Please ensure you adhere to these guidelines when delivering your project to FRDC.
Ensuring the quality of scientific information used to manage Australia’s fisheries and marine ecosystems is important in earning the trust of stakeholders and the community in the decision-making process.
These guidelines are intended to apply to all stages of the research process, including research planning processes and the appropriateness of the proposed methodology, to ensure the reliability and objectivity of resulting scientific information.
Research and Science Information Guidelines for Australian Fisheries outlines what constitutes best-practice, high-quality and reliable scientific information.
The quality of research and scientific information relates primarily to relevance, reliability, objectivity and integrity, and the internationally accepted mechanism for evaluating this is peer review.
The Australian guidelines are built around these ‘PRIOR’ principles:
Peer review - the work has been evaluated by one or more experts in the appropriate field.
Reliability- the information is accurate and reproducible.
Integrity – the information is protected from inappropriate alteration, selective interpretation or presentation, including with regard to uncertainty in that information.

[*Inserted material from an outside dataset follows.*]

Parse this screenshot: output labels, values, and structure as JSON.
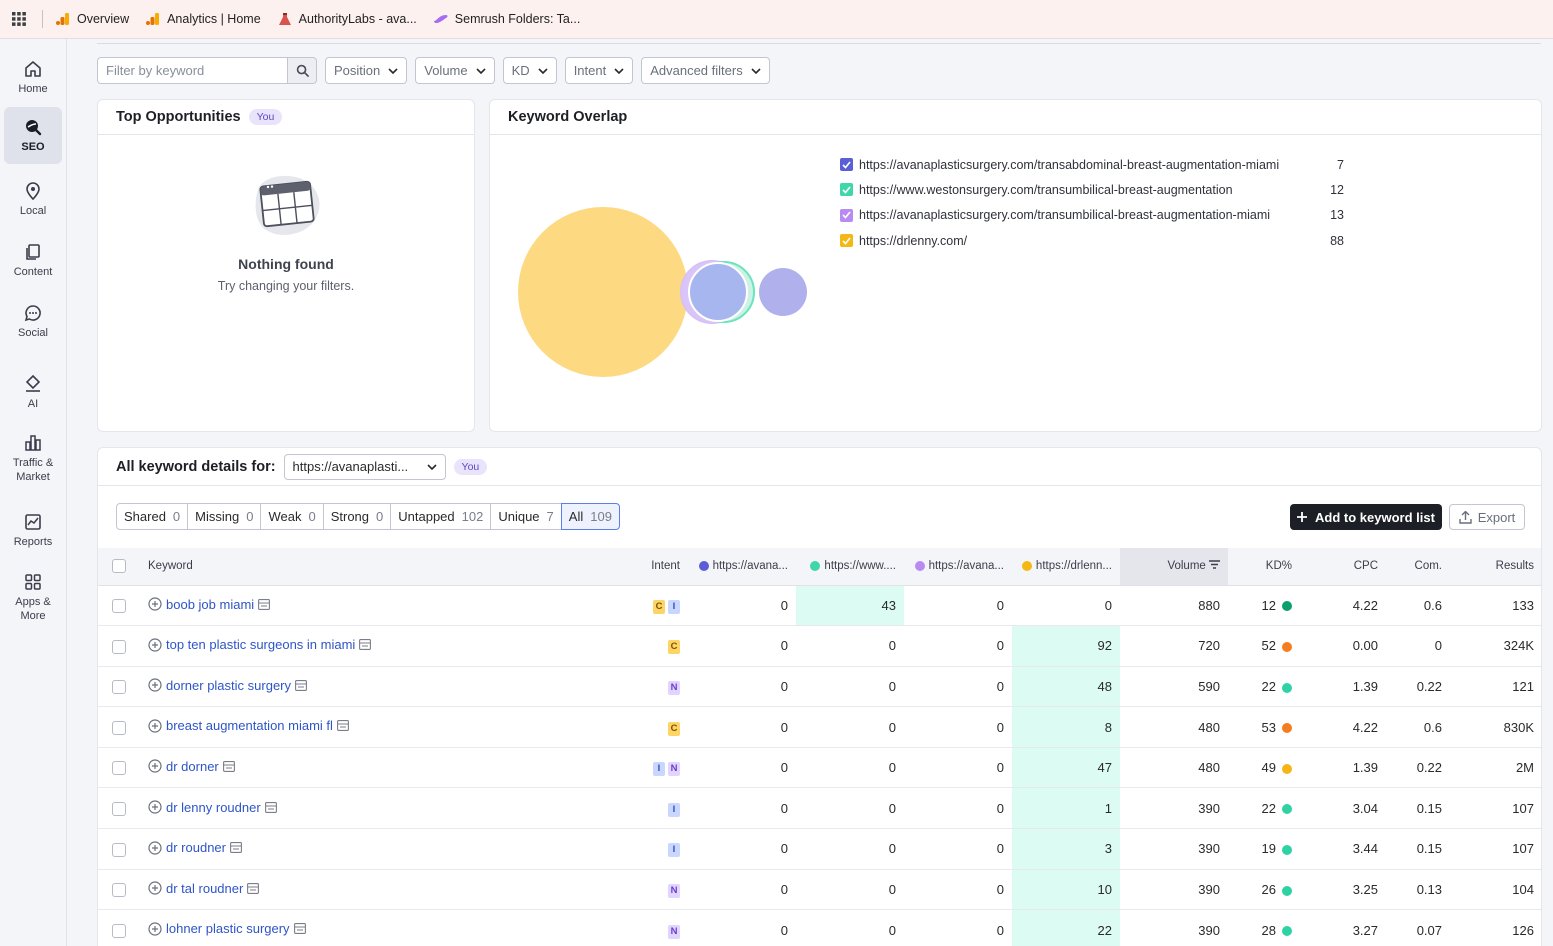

Scientific information should remain complete throughout the science-to-decision process.
Objectivity – the information presented is impartial and free of personal bias.
Relevance - research and scientific information must be relevant to the fisheries management objectives and associated key questions for the fishery concerned, contributing directly to answering those questions and addressing management objectives for that fishery.
Meeting the requirements of these guidelines will primarily be the responsibility of those who “buy research” (research purchasers) and those who “supply the research” (research providers). These two roles may rest within the single organisation (buying and doing by different areas), or under separate organisations.